[2024] UKUT 128 (AAC)
Upper Tribunal Administrative Appeals Chamber

[2024] UKUT 128 (AAC)

Fecha: 20-Mar-2023

Submissions

Submissions

139.

The parents accepted that regulation 2(4) of the Belonging Regulations meant that those Regulations did not apply for the purpose of determining the education authority responsible for identifying, making and maintaining statements pursuant to the 2014 Act.
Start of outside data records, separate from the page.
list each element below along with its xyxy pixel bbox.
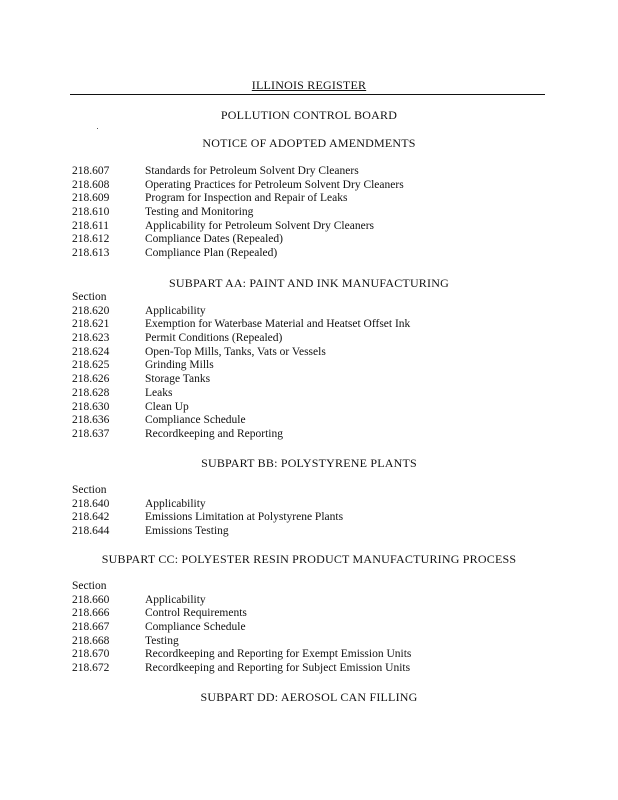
section-number: 218.660 [72,593,110,606]
section-number: 218.628 [72,386,110,399]
section-title: Emissions Limitation at Polystyrene Plants [145,511,344,524]
section-title: Standards for Petroleum Solvent Dry Cleaners [145,165,359,177]
list-item [72,635,552,649]
list-item [72,346,552,360]
section-number: 218.644 [72,525,110,538]
section-title: Permit Conditions (Repealed) [145,332,283,345]
board-name: POLLUTION CONTROL BOARD [220,108,398,122]
list-item [72,607,552,621]
scan-speck [97,128,98,129]
section-number: 218.636 [72,414,110,427]
section-title: Testing and Monitoring [145,206,254,219]
list-item [72,401,552,415]
section-number: 218.623 [72,332,110,345]
subpart-dd-heading: SUBPART DD: AEROSOL CAN FILLING [200,690,418,704]
subpart-aa-section-list [72,291,552,442]
subpart-cc-heading: SUBPART CC: POLYESTER RESIN PRODUCT MANUFACTURING PROCESS [101,552,517,566]
list-item [72,414,552,428]
section-title: Emissions Testing [145,525,229,538]
list-item [72,247,552,261]
register-title: ILLINOIS REGISTER [251,78,367,92]
section-title: Program for Inspection and Repair of Leaks [145,192,348,205]
list-item [72,498,552,512]
section-title: Testing [145,634,179,647]
section-title: Storage Tanks [145,373,211,386]
section-title: Compliance Schedule [145,414,246,427]
section-title: Compliance Schedule [145,621,246,634]
section-title: Recordkeeping and Reporting [145,427,283,440]
section-label: Section [72,484,107,496]
section-number: 218.609 [72,192,110,205]
section-title: Operating Practices for Petroleum Solvent Dry Cleaners [145,178,404,191]
section-number: 218.613 [72,247,110,260]
section-number: 218.624 [72,345,110,358]
section-title: Control Requirements [145,607,247,620]
section-title: Applicability [145,304,206,317]
section-number: 218.670 [72,648,110,661]
section-label: Section [72,580,107,592]
section-number: 218.626 [72,373,110,386]
list-item [72,511,552,525]
section-number: 218.620 [72,304,110,317]
list-item [72,192,552,206]
section-number: 218.608 [72,178,110,191]
list-item [72,594,552,608]
section-title: Recordkeeping and Reporting for Subject Emission Units [145,662,411,675]
list-item [72,525,552,539]
list-item [72,332,552,346]
section-title: Recordkeeping and Reporting for Exempt Emission Units [145,648,412,661]
list-item [72,305,552,319]
list-item [72,359,552,373]
list-item [72,428,552,442]
section-title: Exemption for Waterbase Material and Heatset Offset Ink [145,318,411,331]
subpart-aa-heading: SUBPART AA: PAINT AND INK MANUFACTURING [169,276,449,290]
section-title: Compliance Dates (Repealed) [145,233,283,246]
section-title: Applicability for Petroleum Solvent Dry Cleaners [145,219,374,232]
subpart-bb-section-list [72,484,552,539]
section-title: Applicability [145,593,206,606]
header-divider [70,94,545,95]
intro-section-list [72,165,552,261]
section-number: 218.672 [72,662,110,675]
subpart-bb-heading: SUBPART BB: POLYSTYRENE PLANTS [201,456,417,470]
section-number: 218.610 [72,206,110,219]
list-item [72,662,552,676]
list-item [72,220,552,234]
list-item [72,206,552,220]
section-number: 218.607 [72,165,110,177]
list-item [72,179,552,193]
list-item [72,233,552,247]
section-number: 218.642 [72,511,110,524]
section-title: Open-Top Mills, Tanks, Vats or Vessels [145,345,326,358]
list-item [72,318,552,332]
section-number: 218.611 [72,219,109,232]
list-item [72,648,552,662]
section-number: 218.668 [72,634,110,647]
section-number: 218.637 [72,427,110,440]
section-title: Compliance Plan (Repealed) [145,247,278,260]
section-number: 218.666 [72,607,110,620]
section-number: 218.630 [72,400,110,413]
section-number: 218.640 [72,497,110,510]
subpart-cc-section-list [72,580,552,676]
section-number: 218.612 [72,233,110,246]
section-title: Grinding Mills [145,359,214,372]
section-number: 218.621 [72,318,110,331]
notice-heading: NOTICE OF ADOPTED AMENDMENTS [202,136,416,150]
section-title: Leaks [145,386,173,399]
list-item [72,373,552,387]
list-item [72,387,552,401]
section-title: Applicability [145,497,206,510]
list-item [72,165,552,179]
section-label: Section [72,291,107,303]
list-item [72,621,552,635]
section-title: Clean Up [145,400,189,413]
section-number: 218.667 [72,621,110,634]
section-number: 218.625 [72,359,110,372]
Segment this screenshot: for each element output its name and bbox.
That was the clear intention of regulation 2(4) as set out in the Explanatory Memorandum to the 2009 Regulations:

“Regulation 2(3) amends regulation 2 of the Principal Regulations to provide that those Regulations do not apply for the purpose of determining the education authority responsible for identifying, assessing, making and maintaining statements and performance of other functions under Part 4 of the Education Act 1996 relating to children with special educational needs”.

140.

Regulation 2(4) therefore had the effect of nullifying the earlier legal conclusion of the High Court in R(L)that the Belonging Regulations

“are relevant for the purpose of section 579(4) which begins with the words "for the purposes of this Act". Those are general words and are not confined to the question of recoupment””.

141.

The legal effect of regulation 2(4) was no wider than that nullification. It simply meant that the provision of an ordinary residence test in regulation 5 did not apply to s.24 of the 2014 Act. To put it another way, the Belonging Regulations did not dictate the meaning of s.24 of the 2014 Act.

142.

The 2009 consultation paper appeared to be the consultation related to the 2009 Regulations. The consultation paper might be an admissible aid to the construction of the 2009 Regulations which introduced regulation 2(4) of the Belonging Regulations (see R (Maughan) v Her Majesty's Senior Coroner for Oxfordshire[2020] UKSC 46 at [27]). The mischief at which the 2009 Regulations was aimed was that:

“The policy intent of amending regulation 7 of the Belonging Regulations and regulation 2 is to re-establish the Department’s position that the Regulations do not apply for the purposes of determining which local authority is responsible for identifying children’s SEN and, where necessary, assessing, drawing up and maintaining a statement for a child, and performing other functions under Part IV of the Education Act 1996. The judgement in the Waltham Forest/Staffordshire case means that the placing/home authority would be responsible for performing these functions in every case of LAC with statements placed out of authority”.

143.

Crucially, however, none of this meant that s.24 of the 2014 Act did not entail an ordinary residence test. Quite the opposite, in the parents’ submission:

(1)

had Parliament or the relevant Minister wished the interpretation of s.24 of the 2014 Act or its antecedent legislation to preclude an ordinary residence test, they would have set that out in terms in the Education (Areas to which Pupils and Students Belong) (Amendment) (England) Regulations 2009/1301, or in the 2014 Act itself, or the Special Educational Needs (Consequential Amendments to Subordinate Legislation) Order 2014/2103 (which amended regulation 2(4) of the Belonging Regulations to make reference to the s.24 after the passage of the 2014 Act).

(2)

the consultation paper was not an admissible aid to the construction of s.24 and its antecedent legislative provisions in the Education Act 1996. That must be so on normal principles of statutory interpretation, but in addition the consultation paper itself stated that it was not relevant to the meaning of the phrase “in their area” in s.24’s antecedent legislative provisions; the meaning of those words would instead be left to different legislation: “The forthcoming Children, Skills and Learning Bill will address the meaning of the term “in their area”.